Electro-Shock Therapy for Snakes (and other Animal Planet moments)
Yesterday, as I drove down a back road to our studio, I saw something that I hadn’t seen in a long; a man with a car battery on his back.As I’ve said a number of times before, Cambodia has changed drastically since we first came here in January 1994. Back then, we would see things that just made you stop and stare. Of course, some of those things are still around, but we have just gotten used to them and we don’t notice as much anymore. But many things you just don’t see anymore. For example, one of my favorite Cambodia media related moments was when I first saw a public service message on TV telling people not to fish with hand grenades! I haven’t seen that in years! Another one that I haven’t seen in a long time is the electro-snake-fishing.
In this particular Cambodian “sport” the “snake fisher” straps on a backpack that has a small shelf on it. Sitting on the shelf is a large car battery. Attached to the positive and negative battery terminals there are two wires that extend to two long metal poles (I haven’t looked at them very closely, but I believe they also have some rubber strips wrapped around the end as hand holds). The person then wades into a rice patty or drainage ditch that is likely to contain small water snakes and puts the two ends of the metal poles in the water to shock any nearby snakes and bring them to the surface. They collect the snakes and cook and sell them. I don’t believe I have ever seen this particular method of sports fishing taught in a Royal Ranger book or at Boy Scouts or anything, but once you’ve seen it you don’t easily forget it!
At the airport this morning (on our way to a meeting in Bangkok, Thailand) Lisa was reading the newspaper and came across an article that once again brought up a host of memories.
When we used to live and work at the orphanage we had a house that was next to a swampy field, so we would get all sorts of odd animal visitors. We would find four foot long snake skins in the spare bedroom, live poisonous vipers in the living room or on the car porch, black widow spiders under our dining room table top, and all sorts of assorted mystery animals throughout the house that we would just kill and get rid of without ever knowing what they were. On our first furlough, we were watching a National Geographic special one day called “Living Nightmares” that focused on various poisonous nocturnal predators. As we watched were recognized over half of the creatures featured as being among the many animals we had killed in our house!

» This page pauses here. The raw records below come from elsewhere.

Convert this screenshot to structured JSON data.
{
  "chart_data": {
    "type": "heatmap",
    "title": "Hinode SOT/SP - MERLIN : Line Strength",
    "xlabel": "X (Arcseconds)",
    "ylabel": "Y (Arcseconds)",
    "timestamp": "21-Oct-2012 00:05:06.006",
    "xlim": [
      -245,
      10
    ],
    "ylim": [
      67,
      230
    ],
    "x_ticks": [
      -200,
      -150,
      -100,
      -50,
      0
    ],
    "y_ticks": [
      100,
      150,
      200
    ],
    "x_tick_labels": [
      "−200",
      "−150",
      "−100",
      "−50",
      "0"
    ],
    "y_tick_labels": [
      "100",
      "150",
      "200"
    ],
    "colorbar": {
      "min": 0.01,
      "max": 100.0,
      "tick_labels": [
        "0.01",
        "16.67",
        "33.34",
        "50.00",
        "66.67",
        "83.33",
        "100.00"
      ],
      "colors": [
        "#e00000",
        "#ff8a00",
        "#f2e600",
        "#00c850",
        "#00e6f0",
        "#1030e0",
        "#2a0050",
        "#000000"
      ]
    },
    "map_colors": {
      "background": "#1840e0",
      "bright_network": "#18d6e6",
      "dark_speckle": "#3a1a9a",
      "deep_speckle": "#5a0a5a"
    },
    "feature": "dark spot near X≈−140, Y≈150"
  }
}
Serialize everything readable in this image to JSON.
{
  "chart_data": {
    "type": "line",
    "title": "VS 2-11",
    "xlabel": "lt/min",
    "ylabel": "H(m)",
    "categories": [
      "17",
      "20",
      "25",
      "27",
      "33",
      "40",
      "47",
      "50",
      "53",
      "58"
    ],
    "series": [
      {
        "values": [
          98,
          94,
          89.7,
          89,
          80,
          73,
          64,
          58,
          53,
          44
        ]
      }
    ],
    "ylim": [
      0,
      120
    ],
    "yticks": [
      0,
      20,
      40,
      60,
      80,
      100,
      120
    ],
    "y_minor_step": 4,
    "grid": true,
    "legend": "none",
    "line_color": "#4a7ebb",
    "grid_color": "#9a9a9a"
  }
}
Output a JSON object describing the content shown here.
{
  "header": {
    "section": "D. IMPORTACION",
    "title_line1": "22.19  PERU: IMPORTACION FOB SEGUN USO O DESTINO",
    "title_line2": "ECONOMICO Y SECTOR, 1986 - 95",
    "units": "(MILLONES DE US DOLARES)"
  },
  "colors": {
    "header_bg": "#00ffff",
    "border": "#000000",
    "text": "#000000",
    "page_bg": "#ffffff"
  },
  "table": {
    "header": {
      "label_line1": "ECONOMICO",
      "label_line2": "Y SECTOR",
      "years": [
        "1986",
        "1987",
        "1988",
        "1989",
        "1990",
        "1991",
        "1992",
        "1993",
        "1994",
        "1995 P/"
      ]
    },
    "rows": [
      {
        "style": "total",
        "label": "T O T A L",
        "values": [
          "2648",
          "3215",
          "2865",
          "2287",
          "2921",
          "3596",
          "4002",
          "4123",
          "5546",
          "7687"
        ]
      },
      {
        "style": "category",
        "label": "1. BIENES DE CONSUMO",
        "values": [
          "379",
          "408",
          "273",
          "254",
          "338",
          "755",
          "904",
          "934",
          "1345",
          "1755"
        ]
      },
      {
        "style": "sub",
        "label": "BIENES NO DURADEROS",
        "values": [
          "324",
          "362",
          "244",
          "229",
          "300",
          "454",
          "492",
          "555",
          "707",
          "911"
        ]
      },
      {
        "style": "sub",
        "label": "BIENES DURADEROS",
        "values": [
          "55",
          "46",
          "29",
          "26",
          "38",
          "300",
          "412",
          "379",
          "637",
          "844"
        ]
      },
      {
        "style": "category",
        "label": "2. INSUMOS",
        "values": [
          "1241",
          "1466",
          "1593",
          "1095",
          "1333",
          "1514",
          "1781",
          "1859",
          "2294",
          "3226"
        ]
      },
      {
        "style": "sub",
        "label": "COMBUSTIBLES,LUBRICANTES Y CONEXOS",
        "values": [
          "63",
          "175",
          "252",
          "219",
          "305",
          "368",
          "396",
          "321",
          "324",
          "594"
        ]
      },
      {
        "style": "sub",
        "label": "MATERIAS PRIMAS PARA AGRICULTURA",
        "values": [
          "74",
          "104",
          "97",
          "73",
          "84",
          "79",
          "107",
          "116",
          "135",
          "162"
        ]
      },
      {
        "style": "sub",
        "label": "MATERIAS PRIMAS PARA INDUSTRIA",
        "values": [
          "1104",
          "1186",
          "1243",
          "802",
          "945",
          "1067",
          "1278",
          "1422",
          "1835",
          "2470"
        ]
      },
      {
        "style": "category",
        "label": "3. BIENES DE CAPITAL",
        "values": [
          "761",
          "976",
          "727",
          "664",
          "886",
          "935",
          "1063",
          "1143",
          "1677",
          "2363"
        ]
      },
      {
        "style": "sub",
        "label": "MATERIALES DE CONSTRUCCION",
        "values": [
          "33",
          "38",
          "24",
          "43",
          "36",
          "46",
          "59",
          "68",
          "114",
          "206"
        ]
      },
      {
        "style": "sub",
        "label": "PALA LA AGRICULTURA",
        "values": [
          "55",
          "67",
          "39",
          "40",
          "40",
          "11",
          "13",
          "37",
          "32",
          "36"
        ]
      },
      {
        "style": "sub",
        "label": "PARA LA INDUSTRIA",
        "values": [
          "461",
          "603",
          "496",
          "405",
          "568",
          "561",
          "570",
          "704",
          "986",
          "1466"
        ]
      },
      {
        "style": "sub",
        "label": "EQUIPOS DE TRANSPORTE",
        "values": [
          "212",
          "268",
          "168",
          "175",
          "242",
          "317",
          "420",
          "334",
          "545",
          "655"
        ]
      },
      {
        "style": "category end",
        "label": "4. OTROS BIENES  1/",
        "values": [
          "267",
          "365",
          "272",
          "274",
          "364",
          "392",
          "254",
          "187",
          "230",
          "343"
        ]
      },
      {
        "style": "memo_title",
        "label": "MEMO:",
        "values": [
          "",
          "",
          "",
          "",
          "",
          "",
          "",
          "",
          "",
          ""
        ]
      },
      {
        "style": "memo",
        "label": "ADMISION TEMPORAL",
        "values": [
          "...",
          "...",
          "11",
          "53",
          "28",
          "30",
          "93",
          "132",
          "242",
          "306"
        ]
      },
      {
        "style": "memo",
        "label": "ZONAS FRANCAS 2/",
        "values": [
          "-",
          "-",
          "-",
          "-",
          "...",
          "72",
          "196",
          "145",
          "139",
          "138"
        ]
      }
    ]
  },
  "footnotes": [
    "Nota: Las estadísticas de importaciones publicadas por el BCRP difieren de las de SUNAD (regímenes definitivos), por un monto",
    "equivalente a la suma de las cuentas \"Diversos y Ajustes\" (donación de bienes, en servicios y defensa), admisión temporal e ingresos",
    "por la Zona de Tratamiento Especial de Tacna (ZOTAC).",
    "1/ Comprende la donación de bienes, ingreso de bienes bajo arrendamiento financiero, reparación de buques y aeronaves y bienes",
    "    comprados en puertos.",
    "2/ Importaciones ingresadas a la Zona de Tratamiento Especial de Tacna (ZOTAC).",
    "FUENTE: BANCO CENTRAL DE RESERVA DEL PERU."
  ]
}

A couple months ago, just shortly before Lisa got our cat, I had killed a “rat” in our hallway (after a bit of a chase through three different rooms with a golf club). But it wasn’t like any rat I had ever seen. It had a strange pointed and tapered face and a oddly thick tail, but, I knew it wasn’t a mouse, so it was labeled as “rat” in my mind. But as Lisa was reading the paper this morning, she suddenly turned to me and said, “Remember that weird rat you killed? Did it look kind of like this?” And she proceeded to show me a half-page drawing in the paper that looked surprisingly familiar. “Yeah, I think that’s it!” I said. It turns out the article was about some animal specialist who found a previously un-cataloged species of rodent being sold in a market in Laos, and that was what had been in our house! Animal Planet hasn’t got anything on us!
So now we are in Bangkok, Thailand for about a week for a retreat. Here you still see some odd animal things. What other major city do you know where you can walk down the street and see elephants on the side walk? Sometimes you just have to stop and remember what an amazing world we live in and what amazing opportunities God brings our way.